Mme Zavarro claims Pelicot is being scapegoated by the cold-case unit because they badly need to solve the high-profile murder, and he ­presents ‘the ideal culprit’. 

‘He says he wasn’t there and doesn’t know anything ­whatsoever about this woman,’ she told me, adding that, with the ­investigation still ongoing, a trial remained a long way off.

Concerned that it might affect her plea of mitigation, Zavarro believes it is unfair for the Sophie Narme murder case to be raised in the rape trial.

However, under cross-­examination this week from a ­lawyer acting for one of the 50 men accused of raping her, Mme Pelicot was asked whether she believed her husband to be ­capable of such a crime.

‘I couldn’t imagine him being involved in anything like that,’ replied his wife, who says he was only ever physically violent towards her once – after discovering she had cheated on him with a man at work.

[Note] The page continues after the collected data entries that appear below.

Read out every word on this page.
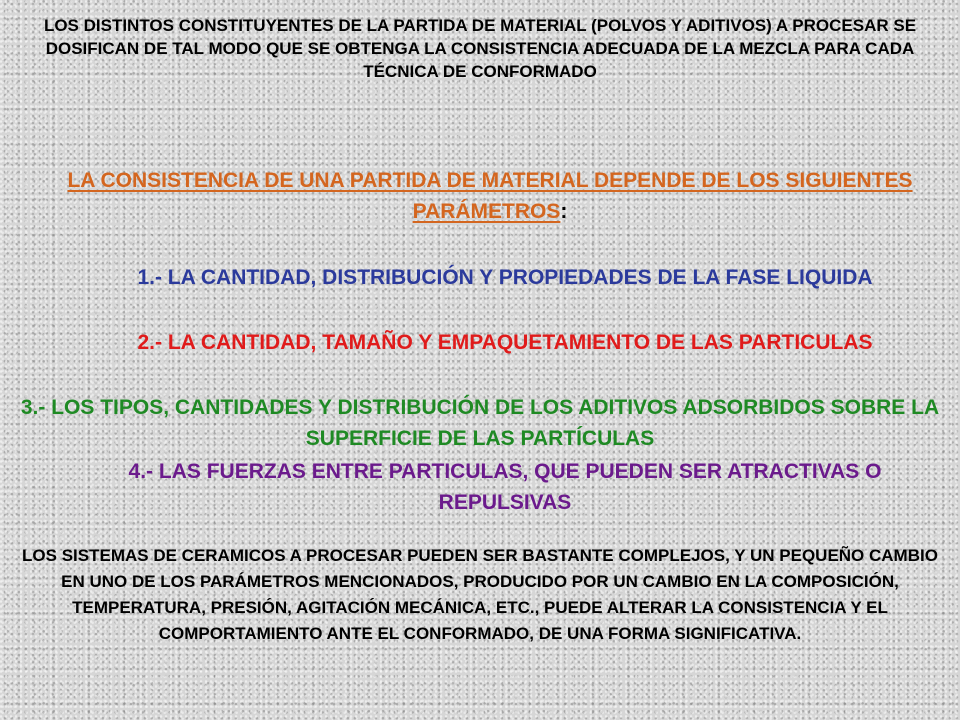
LOS DISTINTOS CONSTITUYENTES DE LA PARTIDA DE MATERIAL (POLVOS Y ADITIVOS) A PROCESAR SE DOSIFICAN DE TAL MODO QUE SE OBTENGA LA CONSISTENCIA ADECUADA DE LA MEZCLA PARA CADA TÉCNICA DE CONFORMADO

LA CONSISTENCIA DE UNA PARTIDA DE MATERIAL DEPENDE DE LOS SIGUIENTES PARÁMETROS:

1.- LA CANTIDAD, DISTRIBUCIÓN Y PROPIEDADES DE LA FASE LIQUIDA

2.- LA CANTIDAD, TAMAÑO Y EMPAQUETAMIENTO DE LAS PARTICULAS

3.- LOS TIPOS, CANTIDADES Y DISTRIBUCIÓN DE LOS ADITIVOS ADSORBIDOS SOBRE LA SUPERFICIE DE LAS PARTÍCULAS

4.- LAS FUERZAS ENTRE PARTICULAS, QUE PUEDEN SER ATRACTIVAS O REPULSIVAS

LOS SISTEMAS DE CERAMICOS A PROCESAR PUEDEN SER BASTANTE COMPLEJOS, Y UN PEQUEÑO CAMBIO EN UNO DE LOS PARÁMETROS MENCIONADOS, PRODUCIDO POR UN CAMBIO EN LA COMPOSICIÓN, TEMPERATURA, PRESIÓN, AGITACIÓN MECÁNICA, ETC., PUEDE ALTERAR LA CONSISTENCIA Y EL COMPORTAMIENTO ANTE EL CONFORMADO, DE UNA FORMA SIGNIFICATIVA.
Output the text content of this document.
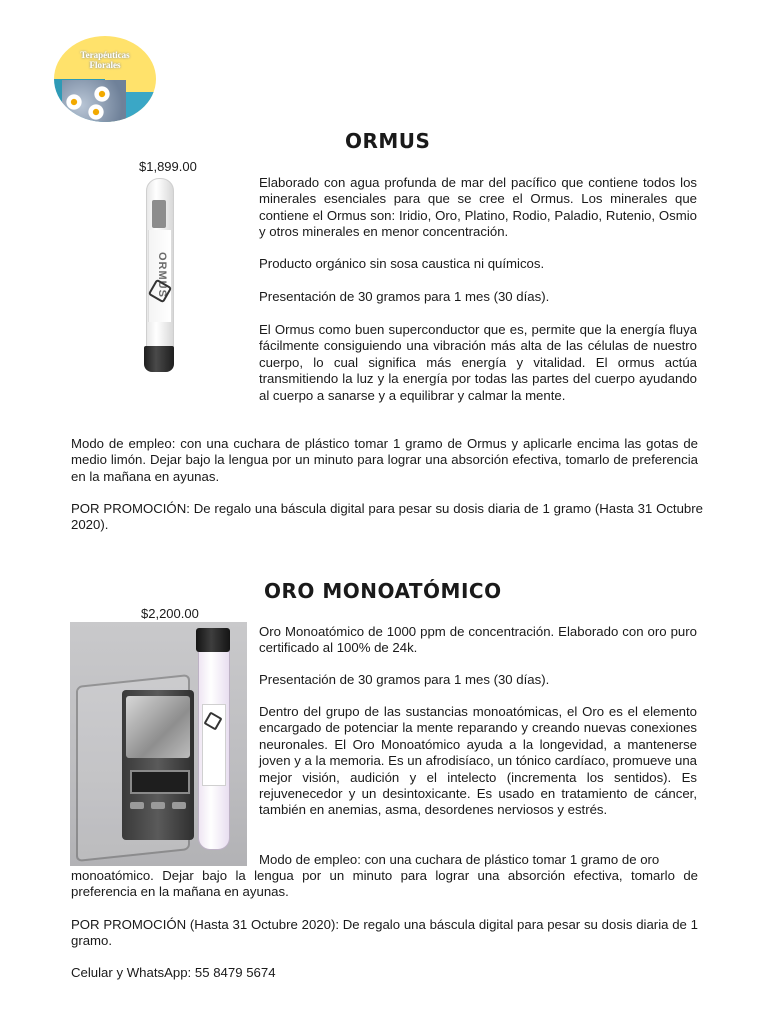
Terapéuticas
Florales
ORMUS
$1,899.00
ORMUS

Elaborado con agua profunda de mar del pacífico que contiene todos los minerales esenciales para que se cree el Ormus. Los minerales que contiene el Ormus son: Iridio, Oro, Platino, Rodio, Paladio, Rutenio, Osmio y otros minerales en menor concentración.

Producto orgánico sin sosa caustica ni químicos.

Presentación de 30 gramos para 1 mes (30 días).

El Ormus como buen superconductor que es, permite que la energía fluya fácilmente consiguiendo una vibración más alta de las células de nuestro cuerpo, lo cual significa más energía y vitalidad. El ormus actúa transmitiendo la luz y la energía por todas las partes del cuerpo ayudando al cuerpo a sanarse y a equilibrar y calmar la mente.

Modo de empleo: con una cuchara de plástico tomar 1 gramo de Ormus y aplicarle encima las gotas de medio limón. Dejar bajo la lengua por un minuto para lograr una absorción efectiva, tomarlo de preferencia en la mañana en ayunas.

POR PROMOCIÓN: De regalo una báscula digital para pesar su dosis diaria de 1 gramo (Hasta 31 Octubre 2020).

ORO MONOATÓMICO
$2,200.00

Oro Monoatómico de 1000 ppm de concentración. Elaborado con oro puro certificado al 100% de 24k.

Presentación de 30 gramos para 1 mes (30 días).

Dentro del grupo de las sustancias monoatómicas, el Oro es el elemento encargado de potenciar la mente reparando y creando nuevas conexiones neuronales. El Oro Monoatómico ayuda a la longevidad, a mantenerse joven y a la memoria. Es un afrodisíaco, un tónico cardíaco, promueve una mejor visión, audición y el intelecto (incrementa los sentidos). Es rejuvenecedor y un desintoxicante. Es usado en tratamiento de cáncer, también en anemias, asma, desordenes nerviosos y estrés.

Modo de empleo: con una cuchara de plástico tomar 1 gramo de oro

monoatómico. Dejar bajo la lengua por un minuto para lograr una absorción efectiva, tomarlo de preferencia en la mañana en ayunas.

POR PROMOCIÓN (Hasta 31 Octubre 2020): De regalo una báscula digital para pesar su dosis diaria de 1 gramo.

Celular y WhatsApp: 55 8479 5674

She added: ‘I spent all those years with him, but I’m not the first person who has lived with someone all their lives without really knowing them.’

Yesterday, it was the turn of Pelicot’s daughter –another woman who spent a lifetime with him without ­discerning his dark side – to address the court.

Ms Darian, who has written a memoir titled ‘I No Longer Call Him Daddy’ and is now a ­campaigner against rape, sobbed as she remembered the man she once adored.

‘I loved the image of the man I thought he was,’ she said.

‘He was an affectionate dad. There was never an inappropriate look or gesture. This landed on me like a cataclysm. I wish this pain on no one.’

Addressing the judge, she added: ‘How can a person like me get better? How can you ever get better when you know your father is a sexual predator?’

How indeed? But was the monster who took pleasure in videoing his elderly wife being molested also a cold-hearted killer?

Did his depravity take root many years ago, after he swapped his electrician’s overalls for a smart suit and clipboard, and began hawking Paris apartments in a bid to climb the social ladder?

Only after he has been punished for his breathtaking betrayal might we find out whether he really was the French Mr Kipper.

And, if so, whether he was as ruthless as the faceless imposter who lured Suzy Lamplugh to her death.